ヨガインストラクターになるということは自分を知る旅に出るということかもしれない

ヨガインストラクターになって、やっと自分のことを知ることができたように感じます。
しかもとても長い時間をかけて。

ヨガを初めて9年。
途中、自分の中に「存在してほしくない自分」を発見したことが何度もあります。
ずるをしようとしたり、嘘をついてるのをついていないかのうように装ったり
必要以上に負けず嫌いだったり、嫌になるほど他力本願だったり・・・
そんな自分が自分の中に存在するはずがないと、直視することをやめようとしながらも、何度も向き合いながら、「それも自分なのだ」と認めることができるようになりました。

まだまだ克服していない部分が多くあります。
それでも、過剰に反応しなくなりました。
気分が荒れていても「荒れている」と気が付いています。
それだけでも随分変わったなと感じます。

ヨガをしていなければここまで自分を知ることができなかったと確信します。
向き合うことが怖くて、目を背けて過ごしていたでしょう。
「人生は素晴らしき冒険旅行」
人生という旅は、きっと楽しいことだけでなく苦しみや憂い、落胆があるからこそ素晴らしいのではないかと感じています。

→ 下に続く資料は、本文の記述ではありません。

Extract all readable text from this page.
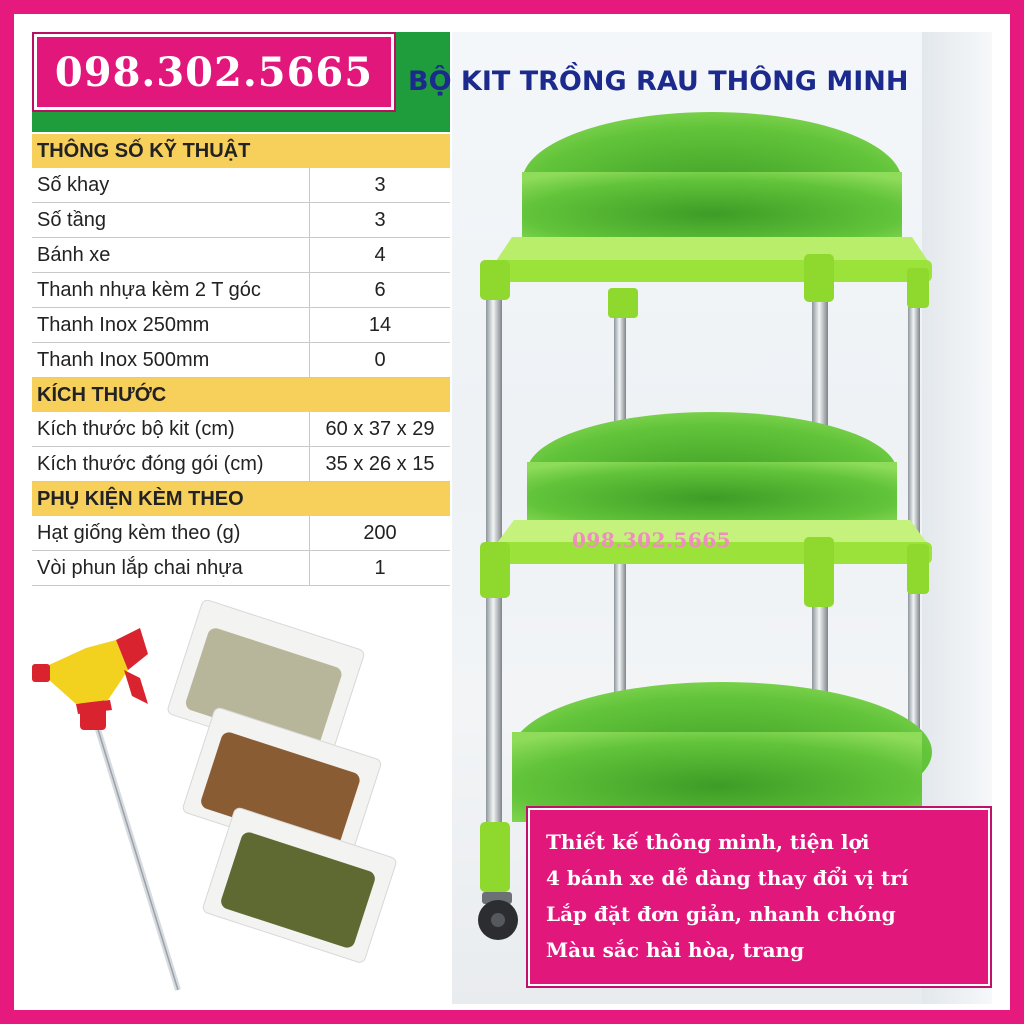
098.302.5665 BỘ KIT TRỒNG RAU THÔNG MINH
THÔNG SỐ KỸ THUẬT	
Số khay	3
Số tầng	3
Bánh xe	4
Thanh nhựa kèm 2 T góc	6
Thanh Inox 250mm	14
Thanh Inox 500mm	0
KÍCH THƯỚC	
Kích thước bộ kit (cm)	60 x 37 x 29
Kích thước đóng gói (cm)	35 x 26 x 15
PHỤ KIỆN KÈM THEO	
Hạt giống kèm theo (g)	200
Vòi phun lắp chai nhựa	1
098.302.5665
Thiết kế thông minh, tiện lợi
4 bánh xe dễ dàng thay đổi vị trí
Lắp đặt đơn giản, nhanh chóng
Màu sắc hài hòa, trang
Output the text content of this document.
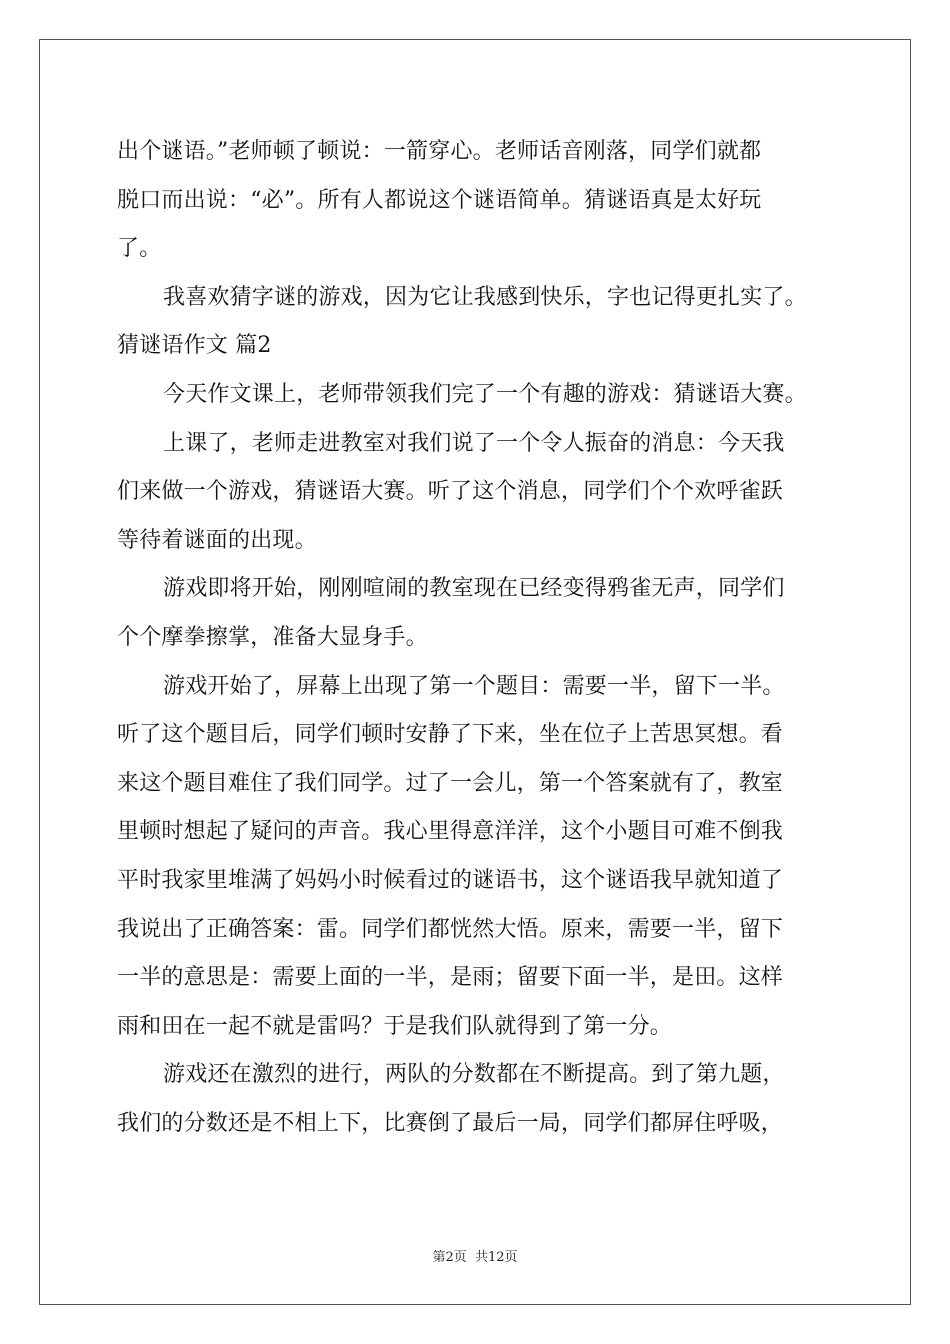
出个谜语。”老师顿了顿说：一箭穿心。老师话音刚落，同学们就都
脱口而出说：“必”。所有人都说这个谜语简单。猜谜语真是太好玩
了。
我喜欢猜字谜的游戏，因为它让我感到快乐，字也记得更扎实了。
猜谜语作文 篇2
今天作文课上，老师带领我们完了一个有趣的游戏：猜谜语大赛。
上课了，老师走进教室对我们说了一个令人振奋的消息：今天我
们来做一个游戏，猜谜语大赛。听了这个消息，同学们个个欢呼雀跃
等待着谜面的出现。
游戏即将开始，刚刚喧闹的教室现在已经变得鸦雀无声，同学们
个个摩拳擦掌，准备大显身手。
游戏开始了，屏幕上出现了第一个题目：需要一半，留下一半。
听了这个题目后，同学们顿时安静了下来，坐在位子上苦思冥想。看
来这个题目难住了我们同学。过了一会儿，第一个答案就有了，教室
里顿时想起了疑问的声音。我心里得意洋洋，这个小题目可难不倒我
平时我家里堆满了妈妈小时候看过的谜语书，这个谜语我早就知道了
我说出了正确答案：雷。同学们都恍然大悟。原来，需要一半，留下
一半的意思是：需要上面的一半，是雨；留要下面一半，是田。这样
雨和田在一起不就是雷吗？于是我们队就得到了第一分。
游戏还在激烈的进行，两队的分数都在不断提高。到了第九题，
我们的分数还是不相上下，比赛倒了最后一局，同学们都屏住呼吸，
第2页 共12页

ラクシュミーヨガインストラクター養成講座のレジュメ内にも、苦しみの中で幸せをみつけ、ストレスの中でパワーを引き出すという一文があります。
幸せばかりの中にあっては、幸せを幸せだと感じることができない。
ストレスはなくすことができない、それをパワーに変えることができたら怖いものなし。

怖いものは、怖いがゆえに正体を確かめないからもっと怖いのだと知りました。
それはまるで黒い袋の中に、なにやらにょろにょろと動き回る物体が入っていて、ときどきドタドタと暴れまわる物を渡され、あまりの怖さに放置するようなものです。
実際には中身はただのウナギかもしれません。
仮にヘビだったとしても、ヘビだとわかれば何か対処方法を考えることができます。
それもせずに逃げ出し、放置するからいつまでも怖いものがなくならない。

これは自分の心理状態のことを言っているのです。
対峙したくない自分、認めたくない自分をいつまでも認めようとせず閉じ込めることで、その気持ちはどんどん増幅し、いつか爆発します。

かつて感情のコントロールが苦手だった私は、まさにその状態でした。
ヨガに出会ったことで、いろんな自分がいて当たり前なのだと知りました。
批判や評価・判断することなく、ただ観るという向き合い方を知ったことで
今まで向き合うことをためらい、閉じ込めていた自分と対峙することができました。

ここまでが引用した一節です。